Hale shivered and wondered how the storm sounded to any luckless sailors who might be out on the gulf tonight—and how the light might be seen to move over the water.
He couldn’t pry his gaze away from those towering, incandescing sentinels on the edge of the world; and though he resisted it, and even waved his emptied glass at the stewardess for yet another refill of Scotch, the thought muscled its way into his consciousness:
They can
see
me, they know I’ve come back.
He didn’t sleep through the remaining hour of the flight, and when the Viscount touched down at the new Al-Kuwait international
airport, he was among the first to exit the plane and climb down the aluminum stair to the tarmac.

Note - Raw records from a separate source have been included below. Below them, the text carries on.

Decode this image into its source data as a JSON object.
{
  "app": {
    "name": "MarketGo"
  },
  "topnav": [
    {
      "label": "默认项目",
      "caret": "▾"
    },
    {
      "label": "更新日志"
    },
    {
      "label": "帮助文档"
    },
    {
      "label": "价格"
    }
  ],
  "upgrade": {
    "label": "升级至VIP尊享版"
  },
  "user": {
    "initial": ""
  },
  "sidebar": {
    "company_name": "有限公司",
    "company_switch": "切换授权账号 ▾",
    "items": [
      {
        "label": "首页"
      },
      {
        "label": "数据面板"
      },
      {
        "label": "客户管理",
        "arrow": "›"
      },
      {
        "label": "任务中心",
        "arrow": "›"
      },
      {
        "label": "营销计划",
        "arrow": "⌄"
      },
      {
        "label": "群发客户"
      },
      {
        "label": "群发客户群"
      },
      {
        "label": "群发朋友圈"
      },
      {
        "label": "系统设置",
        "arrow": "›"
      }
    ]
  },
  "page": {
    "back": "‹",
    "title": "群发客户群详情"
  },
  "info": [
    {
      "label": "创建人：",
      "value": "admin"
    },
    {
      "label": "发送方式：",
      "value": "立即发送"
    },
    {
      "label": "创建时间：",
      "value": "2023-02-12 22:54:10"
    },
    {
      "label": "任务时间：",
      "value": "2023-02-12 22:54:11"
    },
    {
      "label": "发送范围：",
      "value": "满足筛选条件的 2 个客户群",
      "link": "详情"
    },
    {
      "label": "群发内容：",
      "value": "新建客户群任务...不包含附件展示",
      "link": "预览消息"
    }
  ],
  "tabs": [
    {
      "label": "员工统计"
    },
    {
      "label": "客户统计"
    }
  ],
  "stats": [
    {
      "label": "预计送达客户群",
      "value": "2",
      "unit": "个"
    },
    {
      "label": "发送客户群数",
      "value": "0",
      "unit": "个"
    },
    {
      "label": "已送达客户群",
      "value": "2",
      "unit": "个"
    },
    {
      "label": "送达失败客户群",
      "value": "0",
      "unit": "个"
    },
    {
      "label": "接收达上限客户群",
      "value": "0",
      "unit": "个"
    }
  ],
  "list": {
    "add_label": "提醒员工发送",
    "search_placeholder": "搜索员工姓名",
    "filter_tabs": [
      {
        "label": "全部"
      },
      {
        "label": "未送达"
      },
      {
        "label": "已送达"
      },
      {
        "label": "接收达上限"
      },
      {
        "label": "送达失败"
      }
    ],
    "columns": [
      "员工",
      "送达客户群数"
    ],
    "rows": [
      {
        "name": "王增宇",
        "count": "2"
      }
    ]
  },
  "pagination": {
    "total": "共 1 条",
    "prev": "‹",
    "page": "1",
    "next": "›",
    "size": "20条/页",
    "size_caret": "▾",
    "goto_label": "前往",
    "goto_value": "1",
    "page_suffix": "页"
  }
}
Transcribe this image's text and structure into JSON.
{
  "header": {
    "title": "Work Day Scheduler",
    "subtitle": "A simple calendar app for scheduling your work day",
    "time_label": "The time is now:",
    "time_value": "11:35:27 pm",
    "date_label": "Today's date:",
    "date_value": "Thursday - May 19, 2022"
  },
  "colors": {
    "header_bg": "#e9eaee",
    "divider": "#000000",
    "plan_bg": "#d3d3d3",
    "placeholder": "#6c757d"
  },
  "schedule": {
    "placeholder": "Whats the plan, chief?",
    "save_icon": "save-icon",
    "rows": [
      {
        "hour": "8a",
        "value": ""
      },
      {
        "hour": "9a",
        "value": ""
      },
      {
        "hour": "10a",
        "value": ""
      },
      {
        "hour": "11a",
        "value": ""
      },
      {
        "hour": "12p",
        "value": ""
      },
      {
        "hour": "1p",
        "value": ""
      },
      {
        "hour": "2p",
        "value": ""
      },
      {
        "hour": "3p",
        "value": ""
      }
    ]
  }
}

It was not raining tonight in Kuwait. The well-remembered Shamal wind was blowing cold from the Iraqi marshes below the Tigris and Euphrates Valley to the northwest, and Hale knew he would have to buy an overcoat at the first opportunity; but he knew too that by morning the wind would have shifted to come more bearably from the west. And just being back in Kuwait again, even after nearly fifteen years, gave him again the Bedu’s instinctive gratitude for winter winds; the hot Suhaili winds would not start up until April, and along with the drying up of the desert grasses they signaled the onset of the murderous summer, when the Bedu would be deprived of grazing and would have to camp miserably on their wells until the appearance of Canopus in the southern night sky in September. On the very next day after Canopus was finally sighted, as he recalled, the summer heat was palpably broken, and waterskins left out that night would be cold by morning.
Tonight, as he hurried into the spotlit terminal building and patted the angularity in his coat pocket that was his Andrew Hale passport, he thought that any such water-skins would be jangling with frost by morning.
After a routine procession past the Customs desks—as Theodora had promised, Hale’s name and passport number clearly had not been flagged yet—a quick cab ride took him to the new Kuwait-Sheraton, which as best he could estimate stood where the crumbling old mud wall had once defined the southwestern corner of the city. Now, from the balcony of his sixth-floor room, he could see bright-lit highways and shopping arcades stretching away in every direction, and all the buildings seemed to be modern concrete and glass.
He struck a match to a cigarette, wishing for a drink.
During the last hour of his flight, he had wondered whether or not to register at a hotel. It was a move calculated to make it easier for the very secret Soviet service to track him, of course, but eventually he decided that it was in character as well. According to his cover
story, he wouldn’t have had time to acquire a contemporary forged passport in England, and so the airline and Customs records would clearly indicate that Andrew Hale had fled to Kuwait in any case; and checking into a hotel showed a confident knowledge of the workings of SIS—his imminent status as a “person to be detained” might have got him arrested at Customs, but would not quickly provoke a canvassing of local hotels by the Kuwait Head of Station.